Steamboat Springs to host inaugural snow volleyball tournament | SteamboatToday.com

Steamboat Springs to host inaugural snow volleyball tournament

Steamboat Springs will host a snow volleyball tournament on April 6 and 7. (Photo courtesy of Snow Volley USA)

STEAMBOAT SPRINGS — If there’s any place in the United States where a new snow sport will be embraced, it’s Steamboat Springs.

Lucia Howard, a native of Slovakia and former collegiate volleyball player living in Steamboat Springs, is starting a new snow volleyball tournament this April.

IF YOU GO

What: Snow Volleyball Tournament
When: 9 a.m. April 6 and 7
Cost: $90 per team until Tuesday, March 26, $110 until April 3
Register here
Contact: Lucia Howard, Lu.SnowVolley@gmail.com

“I’ve been organizing volleyball for four to five years, and all events are indoors or outside on grass or sand,” Howard said. “When I heard this (snow volleyball) was huge in Europe, I was really excited about bringing it to the U.S. because nobody has done it.”

The International Federation of Volleyball, or FIVB, now recognizes snow volleyball as a discipline and hopes to establish a World Championship by 2020. There is currently a European tour. There was an exhibition snow volleyball match at the 2018 Winter Olympics, and the inaugural FIVB World Tour will begin Thursday, March 28, to Sunday, March 31, in Austria and Italy.

A team of U.S. beach volleyball players became the first to win a snow volleyball gold medal during this season’s European tour stop in Moscow on Dec. 22, 2018.

Steamboat Springs looks to grow snow volleyball as a sport. (Photo courtesy of Snow Volley USA)

But growing a sport starts from the roots, or the amateurs, which is what Howard is doing by hosting a snow volleyball tournament in Steamboat on April 6 and 7 at the sand volleyball courts near Howelsen Hill.

Teams can register early at snowvolleyusa.com for $90 until Tuesday, March 26 or for a late registration fee of $110 through April 3.

Snow volleyball is played in teams of three with one substitute. The sport has mostly the same rules as regular volleyball and maintains the same court size as sand volleyball. Sand volleyball is played in the best of three sets to 15 points, not 21. A touch off a block, which is counted as one of the three allowed touches per team in sand volleyball, will not be counted in snow volleyball.

Players wear what Howard thinks is equivalent to cross-country ski wear: thin sleeves and leggings.
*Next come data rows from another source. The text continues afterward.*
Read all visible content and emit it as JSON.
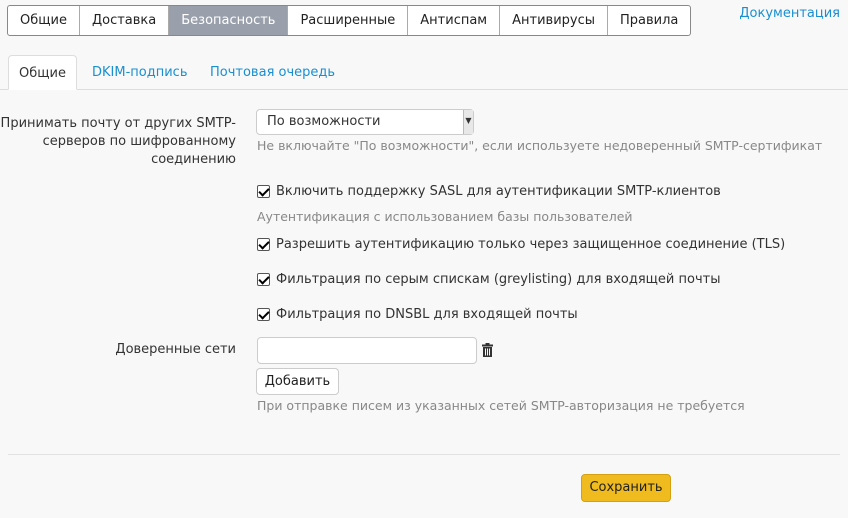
{
  "top_tabs": [
    "Общие",
    "Доставка",
    "Безопасность",
    "Расширенные",
    "Антиспам",
    "Антивирусы",
    "Правила"
  ],
  "active_top_tab": "Безопасность",
  "documentation_link": "Документация",
  "sub_tabs": [
    "Общие",
    "DKIM-подпись",
    "Почтовая очередь"
  ],
  "active_sub_tab": "Общие",
  "form": {
    "tls_label": "Принимать почту от других SMTP-\nсерверов по шифрованному\nсоединению",
    "tls_select_value": "По возможности",
    "tls_hint": "Не включайте \"По возможности\", если используете недоверенный SMTP-сертификат",
    "sasl_label": "Включить поддержку SASL для аутентификации SMTP-клиентов",
    "sasl_checked": true,
    "sasl_hint": "Аутентификация с использованием базы пользователей",
    "tls_only_label": "Разрешить аутентификацию только через защищенное соединение (TLS)",
    "tls_only_checked": true,
    "greylisting_label": "Фильтрация по серым спискам (greylisting) для входящей почты",
    "greylisting_checked": true,
    "dnsbl_label": "Фильтрация по DNSBL для входящей почты",
    "dnsbl_checked": true,
    "trusted_label": "Доверенные сети",
    "trusted_value": "",
    "add_button": "Добавить",
    "trusted_hint": "При отправке писем из указанных сетей SMTP-авторизация не требуется"
  },
  "save_button": "Сохранить",
  "colors": {
    "accent": "#1a8fd0",
    "active_tab": "#9aa0ab",
    "save": "#f0bb1f"
  }
}
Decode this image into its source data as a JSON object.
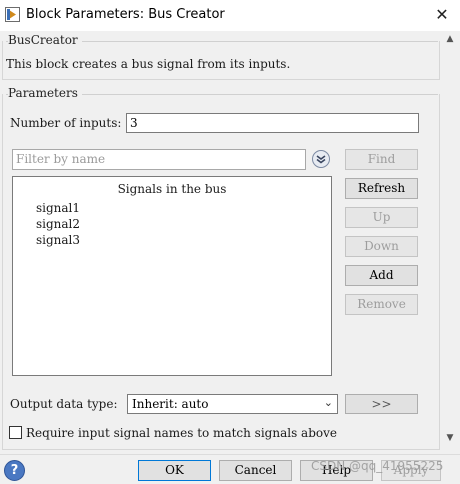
{
  "window": {
    "title": "Block Parameters: Bus Creator",
    "close_glyph": "✕"
  },
  "block_group": {
    "label": "BusCreator",
    "description": "This block creates a bus signal from its inputs."
  },
  "params_group": {
    "label": "Parameters",
    "num_inputs_label": "Number of inputs:",
    "num_inputs_value": "3",
    "filter_placeholder": "Filter by name",
    "list_header": "Signals in the bus",
    "signals": [
      "signal1",
      "signal2",
      "signal3"
    ],
    "buttons": {
      "find": "Find",
      "refresh": "Refresh",
      "up": "Up",
      "down": "Down",
      "add": "Add",
      "remove": "Remove"
    },
    "output_type_label": "Output data type:",
    "output_type_value": "Inherit: auto",
    "output_type_chevron": "⌄",
    "assistant_button": ">>",
    "require_names_label": "Require input signal names to match signals above",
    "require_names_checked": false
  },
  "footer": {
    "help_glyph": "?",
    "ok": "OK",
    "cancel": "Cancel",
    "help": "Help",
    "apply": "Apply"
  },
  "scrollbar": {
    "up_glyph": "▲",
    "down_glyph": "▼"
  },
  "watermark": "CSDN @qq_41955225",
  "colors": {
    "client_bg": "#f0f0f0",
    "help_blue": "#4a78c2",
    "disabled_text": "#9d9d9d"
  }
}
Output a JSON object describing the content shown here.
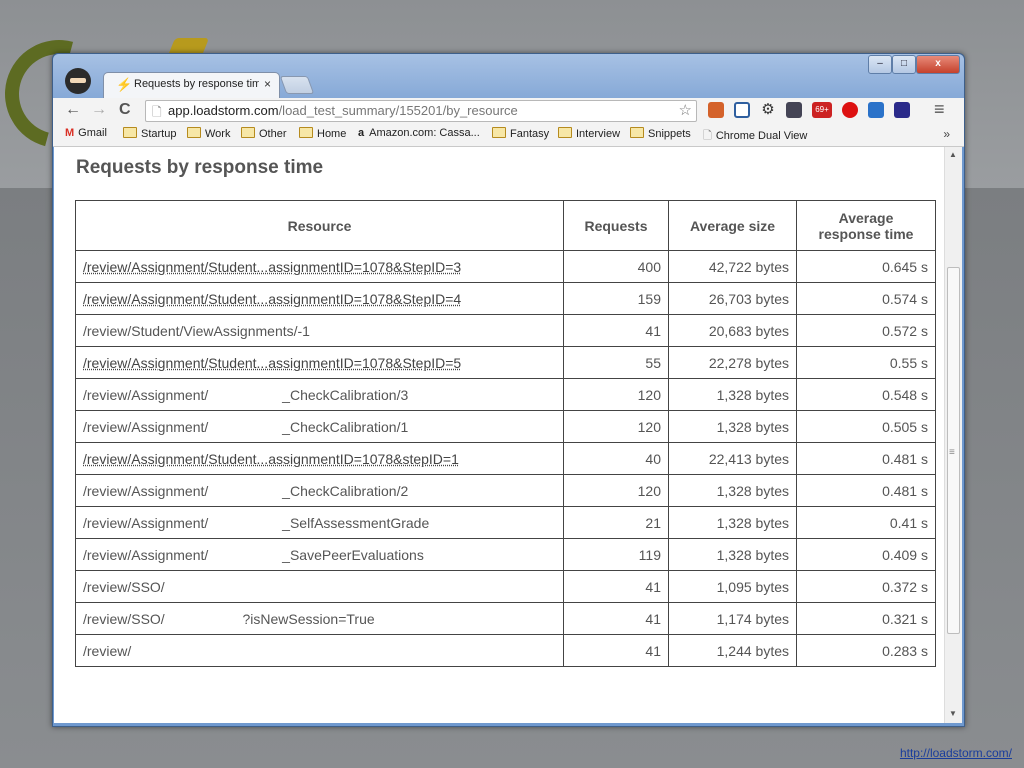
{
  "slide": {
    "footer_link": "http://loadstorm.com/"
  },
  "browser": {
    "tab_title": "Requests by response time",
    "tab_close": "×",
    "win_min": "–",
    "win_max": "□",
    "win_close": "x",
    "url_host": "app.loadstorm.com",
    "url_path": "/load_test_summary/155201/by_resource",
    "back": "←",
    "forward": "→",
    "reload": "C",
    "menu": "≡",
    "star": "☆",
    "bookmarks": [
      {
        "label": "Gmail",
        "icon": "gmail-icon"
      },
      {
        "label": "Startup",
        "icon": "folder-icon"
      },
      {
        "label": "Work",
        "icon": "folder-icon"
      },
      {
        "label": "Other",
        "icon": "folder-icon"
      },
      {
        "label": "Home",
        "icon": "folder-icon"
      },
      {
        "label": "Amazon.com: Cassa...",
        "icon": "amazon-icon"
      },
      {
        "label": "Fantasy",
        "icon": "folder-icon"
      },
      {
        "label": "Interview",
        "icon": "folder-icon"
      },
      {
        "label": "Snippets",
        "icon": "folder-icon"
      },
      {
        "label": "Chrome Dual View",
        "icon": "page-icon"
      }
    ],
    "bookmarks_more": "»",
    "extension_badge": "69+"
  },
  "page": {
    "title": "Requests by response time",
    "columns": {
      "resource": "Resource",
      "requests": "Requests",
      "avg_size": "Average size",
      "avg_time_line1": "Average",
      "avg_time_line2": "response time"
    },
    "rows": [
      {
        "resource": "/review/Assignment/Student...assignmentID=1078&StepID=3",
        "link": true,
        "requests": "400",
        "size": "42,722 bytes",
        "time": "0.645 s"
      },
      {
        "resource": "/review/Assignment/Student...assignmentID=1078&StepID=4",
        "link": true,
        "requests": "159",
        "size": "26,703 bytes",
        "time": "0.574 s"
      },
      {
        "resource": "/review/Student/ViewAssignments/-1",
        "link": false,
        "requests": "41",
        "size": "20,683 bytes",
        "time": "0.572 s"
      },
      {
        "resource": "/review/Assignment/Student...assignmentID=1078&StepID=5",
        "link": true,
        "requests": "55",
        "size": "22,278 bytes",
        "time": "0.55 s"
      },
      {
        "resource": "/review/Assignment/                   _CheckCalibration/3",
        "link": false,
        "requests": "120",
        "size": "1,328 bytes",
        "time": "0.548 s"
      },
      {
        "resource": "/review/Assignment/                   _CheckCalibration/1",
        "link": false,
        "requests": "120",
        "size": "1,328 bytes",
        "time": "0.505 s"
      },
      {
        "resource": "/review/Assignment/Student...assignmentID=1078&stepID=1",
        "link": true,
        "requests": "40",
        "size": "22,413 bytes",
        "time": "0.481 s"
      },
      {
        "resource": "/review/Assignment/                   _CheckCalibration/2",
        "link": false,
        "requests": "120",
        "size": "1,328 bytes",
        "time": "0.481 s"
      },
      {
        "resource": "/review/Assignment/                   _SelfAssessmentGrade",
        "link": false,
        "requests": "21",
        "size": "1,328 bytes",
        "time": "0.41 s"
      },
      {
        "resource": "/review/Assignment/                   _SavePeerEvaluations",
        "link": false,
        "requests": "119",
        "size": "1,328 bytes",
        "time": "0.409 s"
      },
      {
        "resource": "/review/SSO/",
        "link": false,
        "requests": "41",
        "size": "1,095 bytes",
        "time": "0.372 s"
      },
      {
        "resource": "/review/SSO/                    ?isNewSession=True",
        "link": false,
        "requests": "41",
        "size": "1,174 bytes",
        "time": "0.321 s"
      },
      {
        "resource": "/review/",
        "link": false,
        "requests": "41",
        "size": "1,244 bytes",
        "time": "0.283 s"
      }
    ]
  },
  "colors": {
    "accent_window": "#6f99cf",
    "text": "#555555",
    "footer_link": "#1a3d9c"
  }
}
Instead of playing on bare feet, snow volleyball players wear soccer cleats or trail running shoes that have more traction.

The tournament in Steamboat will be coed, and teams must have at least one girl on the court at a time.

The tournament will have a cash prize of $300 for a competitive division, and medals for winners of the recreational division. If any profits are made from the tournament, they will be donated to the Whiteout Volleyball Club, which provides offseason volleyball training and tournaments to local players in Steamboat.

“Players and coaches are supportive, and girls will be helping at the event,” Howard said. “Hopefully, the girls, seeing this emerging sport, it will make them want to play for many years to come.”

Howard hopes to get 30 to 35 teams to play in the Steamboat tournament. She hopes the tournament expands in years to come to include professional snow volleyball players.

“The FIVB is trying to get it to the Winter Olympics,” Howard said. “If they succeed, it’s going to get huge in the U.S. Having one of the first tournaments here will be great for Steamboat and bring even more visitors here as something unique.”